Pendant longtemps, la culture guinéenne a rayonné par la force de ses artistes, la richesse de ses traditions et la diversité de ses expressions. Mais ce dynamisme a rarement été accompagné par des infrastructures capables de conserver les patrimoines, d’accueillir les créateurs et d’offrir aux populations un accès régulier aux œuvres.

À l’intérieur du pays, de nombreux artistes continuent de créer sans salles de répétition adaptées, sans galeries permanentes, sans équipements techniques professionnels et sans espaces consacrés aux résidences, aux formations ou à la diffusion artistique.

Le patrimoine est confronté à une fragilité similaire.

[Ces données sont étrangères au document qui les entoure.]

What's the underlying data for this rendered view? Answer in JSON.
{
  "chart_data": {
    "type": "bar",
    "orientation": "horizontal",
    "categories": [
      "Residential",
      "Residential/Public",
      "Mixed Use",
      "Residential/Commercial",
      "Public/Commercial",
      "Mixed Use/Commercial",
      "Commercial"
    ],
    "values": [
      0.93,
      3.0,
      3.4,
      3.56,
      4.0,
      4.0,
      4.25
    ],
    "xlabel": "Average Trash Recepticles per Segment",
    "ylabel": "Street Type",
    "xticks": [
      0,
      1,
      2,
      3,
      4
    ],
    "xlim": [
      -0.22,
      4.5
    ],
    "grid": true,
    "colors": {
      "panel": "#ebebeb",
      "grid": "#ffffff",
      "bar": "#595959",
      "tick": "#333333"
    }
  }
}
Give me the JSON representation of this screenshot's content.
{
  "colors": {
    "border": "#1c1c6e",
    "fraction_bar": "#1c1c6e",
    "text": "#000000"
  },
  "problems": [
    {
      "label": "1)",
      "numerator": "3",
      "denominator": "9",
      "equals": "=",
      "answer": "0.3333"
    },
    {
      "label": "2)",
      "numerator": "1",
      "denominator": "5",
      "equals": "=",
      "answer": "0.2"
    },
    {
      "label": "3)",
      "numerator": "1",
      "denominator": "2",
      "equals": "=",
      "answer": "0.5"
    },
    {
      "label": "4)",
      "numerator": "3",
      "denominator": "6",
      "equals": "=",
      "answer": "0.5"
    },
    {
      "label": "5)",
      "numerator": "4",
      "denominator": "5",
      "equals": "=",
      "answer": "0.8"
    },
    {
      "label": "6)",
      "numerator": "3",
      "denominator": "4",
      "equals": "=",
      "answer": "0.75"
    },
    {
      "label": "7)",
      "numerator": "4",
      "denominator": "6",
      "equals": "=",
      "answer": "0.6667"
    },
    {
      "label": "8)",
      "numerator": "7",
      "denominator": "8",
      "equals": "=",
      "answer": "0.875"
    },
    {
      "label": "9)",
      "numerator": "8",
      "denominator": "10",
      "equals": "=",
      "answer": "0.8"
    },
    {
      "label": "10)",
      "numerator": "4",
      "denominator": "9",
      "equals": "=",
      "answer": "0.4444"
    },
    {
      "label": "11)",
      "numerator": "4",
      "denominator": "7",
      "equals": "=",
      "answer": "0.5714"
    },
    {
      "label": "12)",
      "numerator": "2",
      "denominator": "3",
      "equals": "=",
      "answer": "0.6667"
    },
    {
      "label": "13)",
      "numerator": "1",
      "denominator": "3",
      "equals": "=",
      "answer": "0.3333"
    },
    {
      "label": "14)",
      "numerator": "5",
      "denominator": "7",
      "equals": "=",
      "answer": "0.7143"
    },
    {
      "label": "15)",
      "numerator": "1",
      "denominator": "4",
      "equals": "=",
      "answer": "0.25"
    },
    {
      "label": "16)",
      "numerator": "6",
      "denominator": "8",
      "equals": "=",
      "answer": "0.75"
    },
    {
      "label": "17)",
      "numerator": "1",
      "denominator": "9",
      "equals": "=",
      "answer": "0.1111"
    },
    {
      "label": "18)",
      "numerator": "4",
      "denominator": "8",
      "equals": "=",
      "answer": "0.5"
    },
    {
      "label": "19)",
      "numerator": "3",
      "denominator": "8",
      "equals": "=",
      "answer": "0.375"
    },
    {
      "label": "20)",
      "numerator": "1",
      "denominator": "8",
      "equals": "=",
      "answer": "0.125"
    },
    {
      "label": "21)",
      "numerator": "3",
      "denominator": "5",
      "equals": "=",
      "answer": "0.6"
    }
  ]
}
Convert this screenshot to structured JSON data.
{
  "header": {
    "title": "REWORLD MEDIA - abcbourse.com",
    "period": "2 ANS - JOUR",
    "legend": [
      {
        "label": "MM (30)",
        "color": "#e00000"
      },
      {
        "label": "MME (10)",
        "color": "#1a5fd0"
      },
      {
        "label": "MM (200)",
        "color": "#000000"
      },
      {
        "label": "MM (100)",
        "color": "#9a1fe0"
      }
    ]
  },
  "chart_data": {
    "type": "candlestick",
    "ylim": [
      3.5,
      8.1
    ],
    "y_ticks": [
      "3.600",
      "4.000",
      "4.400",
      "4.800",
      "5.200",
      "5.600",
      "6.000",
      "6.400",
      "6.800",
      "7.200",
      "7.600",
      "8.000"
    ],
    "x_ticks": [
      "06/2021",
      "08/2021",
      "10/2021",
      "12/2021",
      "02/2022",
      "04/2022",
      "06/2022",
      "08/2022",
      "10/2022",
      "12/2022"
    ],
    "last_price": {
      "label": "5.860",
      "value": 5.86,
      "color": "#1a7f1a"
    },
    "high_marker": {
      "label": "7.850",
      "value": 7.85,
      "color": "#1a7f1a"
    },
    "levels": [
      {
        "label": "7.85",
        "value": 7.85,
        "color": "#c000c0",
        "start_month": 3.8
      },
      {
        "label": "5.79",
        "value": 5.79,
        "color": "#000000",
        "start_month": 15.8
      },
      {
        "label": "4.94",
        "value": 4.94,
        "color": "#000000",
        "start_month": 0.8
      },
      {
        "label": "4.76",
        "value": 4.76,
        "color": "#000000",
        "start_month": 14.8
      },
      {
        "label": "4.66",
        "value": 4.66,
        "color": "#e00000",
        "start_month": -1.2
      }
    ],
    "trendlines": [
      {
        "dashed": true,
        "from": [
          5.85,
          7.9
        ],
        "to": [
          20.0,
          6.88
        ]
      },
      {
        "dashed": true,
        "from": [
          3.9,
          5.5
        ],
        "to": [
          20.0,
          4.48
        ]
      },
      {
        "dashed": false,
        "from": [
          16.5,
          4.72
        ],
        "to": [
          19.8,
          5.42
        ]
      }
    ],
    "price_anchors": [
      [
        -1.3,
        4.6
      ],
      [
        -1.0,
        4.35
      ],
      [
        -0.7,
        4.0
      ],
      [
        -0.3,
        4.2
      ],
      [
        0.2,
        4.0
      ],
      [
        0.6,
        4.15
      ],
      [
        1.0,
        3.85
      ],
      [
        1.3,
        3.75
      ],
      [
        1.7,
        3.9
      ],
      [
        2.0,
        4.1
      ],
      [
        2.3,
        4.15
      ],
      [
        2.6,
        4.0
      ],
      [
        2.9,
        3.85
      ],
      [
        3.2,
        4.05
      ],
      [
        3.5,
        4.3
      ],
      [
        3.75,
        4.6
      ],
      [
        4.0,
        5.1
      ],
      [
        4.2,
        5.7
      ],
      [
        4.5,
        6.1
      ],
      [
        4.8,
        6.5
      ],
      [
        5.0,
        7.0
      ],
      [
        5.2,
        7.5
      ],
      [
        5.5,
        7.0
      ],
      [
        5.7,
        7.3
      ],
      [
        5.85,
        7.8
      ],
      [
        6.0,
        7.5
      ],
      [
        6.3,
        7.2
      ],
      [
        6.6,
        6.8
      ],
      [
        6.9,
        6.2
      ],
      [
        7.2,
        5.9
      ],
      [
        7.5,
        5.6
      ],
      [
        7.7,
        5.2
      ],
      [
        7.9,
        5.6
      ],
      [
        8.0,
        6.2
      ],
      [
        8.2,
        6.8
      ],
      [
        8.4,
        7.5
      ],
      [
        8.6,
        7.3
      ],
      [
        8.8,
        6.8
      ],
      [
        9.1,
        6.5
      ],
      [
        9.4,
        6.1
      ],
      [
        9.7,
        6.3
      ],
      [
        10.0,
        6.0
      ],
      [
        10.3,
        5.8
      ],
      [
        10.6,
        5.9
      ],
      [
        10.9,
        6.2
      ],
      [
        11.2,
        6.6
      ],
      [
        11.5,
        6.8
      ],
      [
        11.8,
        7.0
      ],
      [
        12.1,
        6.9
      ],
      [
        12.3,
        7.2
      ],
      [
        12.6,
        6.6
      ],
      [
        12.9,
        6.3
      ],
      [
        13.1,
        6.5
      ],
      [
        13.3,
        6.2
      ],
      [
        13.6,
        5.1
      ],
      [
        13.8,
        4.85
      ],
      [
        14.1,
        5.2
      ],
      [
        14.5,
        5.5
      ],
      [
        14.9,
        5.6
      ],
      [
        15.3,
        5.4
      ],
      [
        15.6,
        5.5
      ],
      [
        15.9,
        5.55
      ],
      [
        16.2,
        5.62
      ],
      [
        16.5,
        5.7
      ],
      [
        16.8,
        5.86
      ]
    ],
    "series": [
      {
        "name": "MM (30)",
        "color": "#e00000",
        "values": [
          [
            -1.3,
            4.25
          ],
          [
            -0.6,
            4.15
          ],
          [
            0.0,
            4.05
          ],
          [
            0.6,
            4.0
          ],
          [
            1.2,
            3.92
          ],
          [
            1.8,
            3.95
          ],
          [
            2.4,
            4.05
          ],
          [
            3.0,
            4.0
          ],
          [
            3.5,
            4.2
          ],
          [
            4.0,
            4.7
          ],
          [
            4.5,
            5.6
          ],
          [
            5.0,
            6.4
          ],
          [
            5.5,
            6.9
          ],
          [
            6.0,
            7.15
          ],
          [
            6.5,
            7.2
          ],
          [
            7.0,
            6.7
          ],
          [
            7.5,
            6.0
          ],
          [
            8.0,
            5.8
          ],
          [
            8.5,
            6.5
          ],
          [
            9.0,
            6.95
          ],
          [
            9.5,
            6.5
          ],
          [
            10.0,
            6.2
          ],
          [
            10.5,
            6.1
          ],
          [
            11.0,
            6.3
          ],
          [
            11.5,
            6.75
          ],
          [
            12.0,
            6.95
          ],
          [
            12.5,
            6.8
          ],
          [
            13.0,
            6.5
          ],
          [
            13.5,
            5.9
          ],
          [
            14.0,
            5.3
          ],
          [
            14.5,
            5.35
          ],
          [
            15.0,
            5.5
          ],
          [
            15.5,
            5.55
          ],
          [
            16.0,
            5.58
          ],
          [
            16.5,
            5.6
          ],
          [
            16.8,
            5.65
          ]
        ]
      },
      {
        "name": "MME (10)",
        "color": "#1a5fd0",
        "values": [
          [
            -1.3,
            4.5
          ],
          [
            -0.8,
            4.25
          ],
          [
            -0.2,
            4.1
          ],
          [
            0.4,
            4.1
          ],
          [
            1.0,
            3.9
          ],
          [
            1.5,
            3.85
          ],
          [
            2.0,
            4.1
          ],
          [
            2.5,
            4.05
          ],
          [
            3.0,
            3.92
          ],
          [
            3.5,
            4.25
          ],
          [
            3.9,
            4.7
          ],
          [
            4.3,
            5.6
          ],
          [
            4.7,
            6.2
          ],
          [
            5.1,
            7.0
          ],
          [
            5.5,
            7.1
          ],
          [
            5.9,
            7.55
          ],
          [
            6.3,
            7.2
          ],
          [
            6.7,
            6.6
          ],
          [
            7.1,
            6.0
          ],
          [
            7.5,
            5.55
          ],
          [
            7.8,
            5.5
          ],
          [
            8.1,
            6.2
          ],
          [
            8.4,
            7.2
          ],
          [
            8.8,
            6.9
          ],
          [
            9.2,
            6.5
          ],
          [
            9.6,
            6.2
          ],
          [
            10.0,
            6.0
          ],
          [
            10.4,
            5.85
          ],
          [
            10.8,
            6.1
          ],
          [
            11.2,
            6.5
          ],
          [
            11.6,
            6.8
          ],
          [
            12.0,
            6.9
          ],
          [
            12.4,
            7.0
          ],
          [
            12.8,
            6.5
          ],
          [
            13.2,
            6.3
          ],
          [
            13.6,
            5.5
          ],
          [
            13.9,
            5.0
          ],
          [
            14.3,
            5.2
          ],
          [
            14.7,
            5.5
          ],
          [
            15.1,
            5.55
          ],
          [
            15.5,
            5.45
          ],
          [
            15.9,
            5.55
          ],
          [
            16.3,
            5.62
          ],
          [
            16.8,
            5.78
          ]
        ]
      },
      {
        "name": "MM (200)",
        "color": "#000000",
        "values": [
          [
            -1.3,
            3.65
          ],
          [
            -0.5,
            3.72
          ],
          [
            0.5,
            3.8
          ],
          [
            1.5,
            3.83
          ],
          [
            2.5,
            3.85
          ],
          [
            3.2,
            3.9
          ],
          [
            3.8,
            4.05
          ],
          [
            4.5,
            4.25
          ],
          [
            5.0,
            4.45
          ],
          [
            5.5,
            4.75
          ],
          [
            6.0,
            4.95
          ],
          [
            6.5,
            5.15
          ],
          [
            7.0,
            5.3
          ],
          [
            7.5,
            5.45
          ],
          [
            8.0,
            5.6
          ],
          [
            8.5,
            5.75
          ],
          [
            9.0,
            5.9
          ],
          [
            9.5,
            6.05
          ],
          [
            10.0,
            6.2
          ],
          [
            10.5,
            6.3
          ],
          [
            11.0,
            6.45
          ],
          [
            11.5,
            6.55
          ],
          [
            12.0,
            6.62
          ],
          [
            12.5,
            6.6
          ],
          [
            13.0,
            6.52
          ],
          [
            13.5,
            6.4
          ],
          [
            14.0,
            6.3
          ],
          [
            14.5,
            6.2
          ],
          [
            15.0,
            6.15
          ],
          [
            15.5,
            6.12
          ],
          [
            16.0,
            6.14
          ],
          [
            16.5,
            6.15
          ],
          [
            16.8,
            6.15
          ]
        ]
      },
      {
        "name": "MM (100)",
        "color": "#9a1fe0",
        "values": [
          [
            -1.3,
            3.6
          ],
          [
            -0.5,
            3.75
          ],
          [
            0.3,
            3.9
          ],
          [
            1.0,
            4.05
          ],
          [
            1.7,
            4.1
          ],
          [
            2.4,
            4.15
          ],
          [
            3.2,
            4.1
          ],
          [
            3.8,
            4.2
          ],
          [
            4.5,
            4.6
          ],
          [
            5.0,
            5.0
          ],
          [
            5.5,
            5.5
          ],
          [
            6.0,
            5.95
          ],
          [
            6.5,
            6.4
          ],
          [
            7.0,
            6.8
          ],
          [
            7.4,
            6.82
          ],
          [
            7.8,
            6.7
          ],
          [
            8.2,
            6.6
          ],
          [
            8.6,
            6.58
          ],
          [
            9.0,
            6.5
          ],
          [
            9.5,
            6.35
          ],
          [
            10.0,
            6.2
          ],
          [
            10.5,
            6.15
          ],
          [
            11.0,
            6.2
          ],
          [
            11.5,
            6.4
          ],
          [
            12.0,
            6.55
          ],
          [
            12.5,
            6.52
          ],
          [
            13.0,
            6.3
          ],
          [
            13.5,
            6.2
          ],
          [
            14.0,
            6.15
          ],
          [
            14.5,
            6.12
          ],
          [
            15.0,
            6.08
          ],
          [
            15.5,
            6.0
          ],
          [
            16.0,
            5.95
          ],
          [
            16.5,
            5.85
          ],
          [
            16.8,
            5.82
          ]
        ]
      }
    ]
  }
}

Objets anciens, instruments de musique, archives, photographies, récits oraux et savoir-faire demeurent souvent dispersés dans les familles ou conservés dans des conditions précaires.

C’est à cette double urgence que veut répondre le Programme national de construction des musées et centres culturels régionaux, porté par Moussa Moïse Sylla, second ministre de la Culture, du Tourisme et de l’Artisanat depuis le 5 septembre 2021.

Deux infrastructures dans chacune des huit régions

Présenté officiellement le 12 juin 2026 parmi les projets structurants du ministère de la Culture, du Tourisme et de l’Artisanat, le programme prévoit la construction d’un musée régional et d’un centre culturel dans chacune des huit régions administratives de la Guinée.

Le dispositif repose sur deux fonctions complémentaires. Un musée régional dont la vocation est de collecter, conserver, documenter, étudier et transmettre le patrimoine matériel et immatériel propre à chaque territoire. Et un centre culturel qui doit, quant à lui, accueillir la création contemporaine, les spectacles, les formations, les résidences artistiques, les festivals, les conférences et les initiatives entrepreneuriales portées par les artistes et les professionnels des industries culturelles et créatives.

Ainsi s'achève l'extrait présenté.